Longtemps en tête de la Ligue 1, le RC Lens reçoit le PSG mercredi soir dans un match sans enjeu. Un tournant décisif et un déclin depuis février expliquent ce naufrage sportif.
Le report du match contre Paris en avril a certainement scellé le destin nordiste, mais les responsabilités sont bien partagées.
Ce qu'il faut retenir
Lens aurait pu vivre un scénario radicalement différent. Si la Ligue n’avait pas reporté sa visite au Parc des Princes du 11 avril, comme initialement prévu à la 29e journée, l’histoire de cette fin de saison aurait peut-être basculé.

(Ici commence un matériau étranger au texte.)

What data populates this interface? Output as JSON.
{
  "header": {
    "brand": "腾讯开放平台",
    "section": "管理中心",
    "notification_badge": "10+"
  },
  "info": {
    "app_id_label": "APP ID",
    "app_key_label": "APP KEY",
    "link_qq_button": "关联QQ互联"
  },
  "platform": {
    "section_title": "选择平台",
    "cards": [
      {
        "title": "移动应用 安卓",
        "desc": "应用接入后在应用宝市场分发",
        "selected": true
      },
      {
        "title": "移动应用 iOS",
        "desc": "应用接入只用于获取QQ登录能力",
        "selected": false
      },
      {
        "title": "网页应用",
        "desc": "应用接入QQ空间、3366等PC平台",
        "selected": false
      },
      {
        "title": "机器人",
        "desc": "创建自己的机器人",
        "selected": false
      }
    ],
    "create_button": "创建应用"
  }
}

À l’époque, Paris comptait quatre points d’avance avec un match en retard. Aujourd’hui, avec deux journées restantes, le PSG finaliste de la Ligue des champions possède six longueurs d’écart. L’ajournement a clairement pesé sur les espoirs lensois, mais ne raconte qu’une partie de l’histoire.
Le véritable basculement remonte au 21 février. Ce jour-là, le RC reçoit Monaco dans le Pas-de-Calais alors qu’il vient de reprendre la première place. Les hommes de Pierre Sage mènent 2-0, mais concèdent une débâcle 2-3. Cet effondrement face aux partenaires de Folarin Balogun résonne comme un signal d’alarme. Après ce match, tout s’accélère dans le mauvais sens.
Sur les vingt-deux premières journées, Lens s’impose à dix-sept reprises pour seulement quatre défaites. Un rendement de champion : 2,36 points en moyenne par rencontre. Mais le rythme devient insoutenable. Sur les dix journées suivantes, la moyenne dégringole à 1,5 point par match. Une chute spectaculaire qui illustre l’impuissance progressive du collectif lensois face à la pression de la course au titre.
Ce constat s’inscrit davantage dans une dynamique générale de manque de constance que dans une quelconque catastrophe ponctuelle. Le club nordiste ne s’effondre pas d’un coup, mais s’érode progressivement. Les résultats se dégradent, la confiance s’envole, et la machine si bien huilée en première partie de saison grippe insidieusement.
Pierre Sage et ses joueurs doivent affronter cette amère réalité mercredi. Recevoir le PSG pour un match vidé de sens constitue peut-être la plus cruelle des conclusions pour une équipe qui ambitionnait de jouer le titre. Entre le report malheureux et l’incapacité à maintenir son excellente dynamique initiale, Lens aura finalement manqué de résilience pour franchir l’ultime cap.